You have two options:

• don't use floating point, use some other way (for example, fixed point)
• embed a floating point library into your application, which only uses basic floating point arithmetic (+, -, *, /, sqrt), and don't use -ffast-math, or any equivalent option. This way, if you're on a IEEE-754 compatible platform, floating point results should be the same, as IEEE-754 mandates that basic operations should be calculated "perfectly". It means as if the operation calculated at infinite precision, and then rounded to the resulting representation.

Btw, if an input 1e-17 difference means a huge output difference, then your problem/algorithm is ill-conditioned, which generally should be avoided, as it usually doesn't give you meaningful results.

Answer 3

What you are doing is totally, totally misguided.

Your problem is not that you are getting different results (2.36 vs. 2.47). Your problem is that at least one of these results, and likely both, have massive errors. Your Windows and Android results are not just different, they are WRONG. (At least one of them, and you have no idea which one).

Find out why you get these massive errors and change your algorithms to not increase tiny rounding errors massively. Or you have a problem that is inherently chaotic, in which case the difference between results is actually very useful information.

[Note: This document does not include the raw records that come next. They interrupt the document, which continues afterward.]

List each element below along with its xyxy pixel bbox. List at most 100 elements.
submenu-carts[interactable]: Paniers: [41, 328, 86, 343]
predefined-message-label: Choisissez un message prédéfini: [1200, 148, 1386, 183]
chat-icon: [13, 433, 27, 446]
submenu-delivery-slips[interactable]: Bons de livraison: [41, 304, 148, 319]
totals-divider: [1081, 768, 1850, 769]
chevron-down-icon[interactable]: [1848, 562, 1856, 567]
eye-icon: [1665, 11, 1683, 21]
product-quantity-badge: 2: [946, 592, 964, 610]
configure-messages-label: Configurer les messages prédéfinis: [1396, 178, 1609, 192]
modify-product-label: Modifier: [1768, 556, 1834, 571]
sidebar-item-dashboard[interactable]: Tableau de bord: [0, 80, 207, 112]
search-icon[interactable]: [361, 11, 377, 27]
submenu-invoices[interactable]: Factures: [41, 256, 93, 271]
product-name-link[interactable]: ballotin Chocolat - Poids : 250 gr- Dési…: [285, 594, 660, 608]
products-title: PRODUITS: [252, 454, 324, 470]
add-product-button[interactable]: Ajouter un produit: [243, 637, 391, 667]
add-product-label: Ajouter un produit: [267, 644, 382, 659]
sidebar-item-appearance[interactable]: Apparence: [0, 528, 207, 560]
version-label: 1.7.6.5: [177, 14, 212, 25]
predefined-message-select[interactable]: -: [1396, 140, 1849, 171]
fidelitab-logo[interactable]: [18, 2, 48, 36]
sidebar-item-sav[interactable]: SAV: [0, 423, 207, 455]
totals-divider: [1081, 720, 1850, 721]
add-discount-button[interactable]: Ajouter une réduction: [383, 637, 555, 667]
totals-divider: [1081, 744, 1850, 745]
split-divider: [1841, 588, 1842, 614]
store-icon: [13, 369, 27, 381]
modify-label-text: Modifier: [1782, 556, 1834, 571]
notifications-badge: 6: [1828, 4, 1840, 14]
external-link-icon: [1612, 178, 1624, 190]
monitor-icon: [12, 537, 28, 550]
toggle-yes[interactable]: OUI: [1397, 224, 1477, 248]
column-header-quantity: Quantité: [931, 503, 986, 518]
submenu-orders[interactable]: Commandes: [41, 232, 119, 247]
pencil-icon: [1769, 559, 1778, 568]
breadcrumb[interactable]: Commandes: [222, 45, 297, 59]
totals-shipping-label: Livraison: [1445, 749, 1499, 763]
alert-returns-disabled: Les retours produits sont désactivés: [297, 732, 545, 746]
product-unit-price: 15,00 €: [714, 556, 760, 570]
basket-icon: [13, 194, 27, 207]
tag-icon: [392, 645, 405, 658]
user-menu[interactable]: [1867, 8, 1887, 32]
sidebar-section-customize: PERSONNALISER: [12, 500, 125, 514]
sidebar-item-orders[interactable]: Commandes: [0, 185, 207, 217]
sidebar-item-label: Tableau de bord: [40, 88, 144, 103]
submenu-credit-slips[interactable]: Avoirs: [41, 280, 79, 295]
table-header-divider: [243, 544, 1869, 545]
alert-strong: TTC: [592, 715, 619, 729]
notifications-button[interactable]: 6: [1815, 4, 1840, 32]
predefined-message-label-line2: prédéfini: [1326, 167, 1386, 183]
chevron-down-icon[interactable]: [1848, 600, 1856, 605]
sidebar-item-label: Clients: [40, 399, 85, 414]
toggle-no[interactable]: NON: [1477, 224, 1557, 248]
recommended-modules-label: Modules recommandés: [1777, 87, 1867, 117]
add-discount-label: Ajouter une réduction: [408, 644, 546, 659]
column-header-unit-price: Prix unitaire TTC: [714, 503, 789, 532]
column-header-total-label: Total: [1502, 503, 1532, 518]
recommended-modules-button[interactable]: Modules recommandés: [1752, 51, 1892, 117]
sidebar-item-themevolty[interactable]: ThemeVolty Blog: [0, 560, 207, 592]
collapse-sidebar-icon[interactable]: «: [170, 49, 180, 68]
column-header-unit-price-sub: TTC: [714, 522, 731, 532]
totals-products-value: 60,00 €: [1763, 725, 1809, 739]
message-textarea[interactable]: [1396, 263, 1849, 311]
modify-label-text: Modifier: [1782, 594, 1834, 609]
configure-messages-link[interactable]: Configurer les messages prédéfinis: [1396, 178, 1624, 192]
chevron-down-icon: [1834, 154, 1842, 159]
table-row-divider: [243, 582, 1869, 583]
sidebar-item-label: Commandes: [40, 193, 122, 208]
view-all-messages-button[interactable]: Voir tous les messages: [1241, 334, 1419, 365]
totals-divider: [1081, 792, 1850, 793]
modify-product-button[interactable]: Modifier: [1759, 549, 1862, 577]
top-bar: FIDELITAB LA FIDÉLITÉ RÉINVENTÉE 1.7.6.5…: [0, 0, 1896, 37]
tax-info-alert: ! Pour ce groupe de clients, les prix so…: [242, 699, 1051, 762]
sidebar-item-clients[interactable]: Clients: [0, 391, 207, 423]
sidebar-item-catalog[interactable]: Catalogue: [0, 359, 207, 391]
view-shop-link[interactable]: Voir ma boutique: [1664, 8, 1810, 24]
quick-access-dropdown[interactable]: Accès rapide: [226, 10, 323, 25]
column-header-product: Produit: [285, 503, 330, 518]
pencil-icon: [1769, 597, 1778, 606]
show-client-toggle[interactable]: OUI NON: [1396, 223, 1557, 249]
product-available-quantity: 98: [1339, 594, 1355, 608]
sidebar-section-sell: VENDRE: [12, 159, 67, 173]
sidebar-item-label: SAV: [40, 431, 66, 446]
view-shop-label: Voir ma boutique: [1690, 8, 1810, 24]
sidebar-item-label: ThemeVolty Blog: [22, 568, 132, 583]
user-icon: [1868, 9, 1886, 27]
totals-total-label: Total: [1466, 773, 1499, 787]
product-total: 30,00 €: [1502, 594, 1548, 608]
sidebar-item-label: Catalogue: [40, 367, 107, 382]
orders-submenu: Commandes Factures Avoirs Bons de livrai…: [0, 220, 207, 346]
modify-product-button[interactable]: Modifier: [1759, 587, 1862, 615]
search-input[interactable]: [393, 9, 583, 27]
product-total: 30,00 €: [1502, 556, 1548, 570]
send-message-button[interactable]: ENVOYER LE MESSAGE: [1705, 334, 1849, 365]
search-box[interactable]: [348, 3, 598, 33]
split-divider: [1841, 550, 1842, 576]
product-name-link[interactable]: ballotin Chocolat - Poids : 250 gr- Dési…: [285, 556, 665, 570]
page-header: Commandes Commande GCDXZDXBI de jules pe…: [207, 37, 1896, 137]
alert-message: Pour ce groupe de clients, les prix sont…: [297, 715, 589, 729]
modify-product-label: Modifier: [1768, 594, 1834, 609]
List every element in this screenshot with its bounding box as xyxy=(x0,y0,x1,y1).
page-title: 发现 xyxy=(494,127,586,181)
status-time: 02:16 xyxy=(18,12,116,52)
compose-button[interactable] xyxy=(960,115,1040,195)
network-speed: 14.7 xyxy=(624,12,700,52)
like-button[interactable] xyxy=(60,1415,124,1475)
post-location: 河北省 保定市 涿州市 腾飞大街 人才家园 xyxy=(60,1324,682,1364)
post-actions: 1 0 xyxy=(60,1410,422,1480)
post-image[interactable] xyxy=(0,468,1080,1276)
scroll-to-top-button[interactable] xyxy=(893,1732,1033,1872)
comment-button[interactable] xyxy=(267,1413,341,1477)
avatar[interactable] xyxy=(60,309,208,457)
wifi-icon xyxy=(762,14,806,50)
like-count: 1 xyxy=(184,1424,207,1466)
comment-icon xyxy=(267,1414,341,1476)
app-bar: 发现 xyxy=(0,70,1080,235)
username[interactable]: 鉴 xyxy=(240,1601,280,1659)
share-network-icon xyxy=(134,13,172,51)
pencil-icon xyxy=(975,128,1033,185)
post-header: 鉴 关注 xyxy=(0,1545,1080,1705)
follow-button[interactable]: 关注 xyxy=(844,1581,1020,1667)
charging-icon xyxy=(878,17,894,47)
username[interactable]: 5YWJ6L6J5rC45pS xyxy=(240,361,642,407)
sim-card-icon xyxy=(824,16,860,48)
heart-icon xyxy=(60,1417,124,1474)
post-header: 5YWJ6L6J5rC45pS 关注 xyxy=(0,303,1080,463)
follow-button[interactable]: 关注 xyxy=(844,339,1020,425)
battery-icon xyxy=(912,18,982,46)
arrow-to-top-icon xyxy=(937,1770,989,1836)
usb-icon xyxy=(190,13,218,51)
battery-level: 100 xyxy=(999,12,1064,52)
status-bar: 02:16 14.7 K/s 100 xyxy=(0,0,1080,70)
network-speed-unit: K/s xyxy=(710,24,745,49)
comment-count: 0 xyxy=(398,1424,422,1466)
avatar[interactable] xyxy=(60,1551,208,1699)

What you are trying just makes the rounding errors 256 times bigger, and if two different results end in ....1ff and ....200 hexadecimal, then you change these to ....180 and ....280, so even the difference between slightly different numbers can grow by a factor 256.

And on a bigendian machine your code will just go kaboom!!!

Answer 4

Your function won't work because of aliasing.

double roundByCast( double d )
{
    double rounded = d;
    unsigned char* temp = (unsigned char*) &rounded;
    // changing least significant byte to be always the same
    temp[0] = 128;
    return rounded;
}

Casting to unsigned char* for temp is allowed, because char* casts are the exception to the aliasing rules. That's necessary for functions like read, write, memcpy, etc, so that they can copy values to and from byte representations.

However, you aren't allowed to write to temp[0] and then assume that rounded changed. You must create a new double variable (on the stack is fine) and memcpy temp back to it.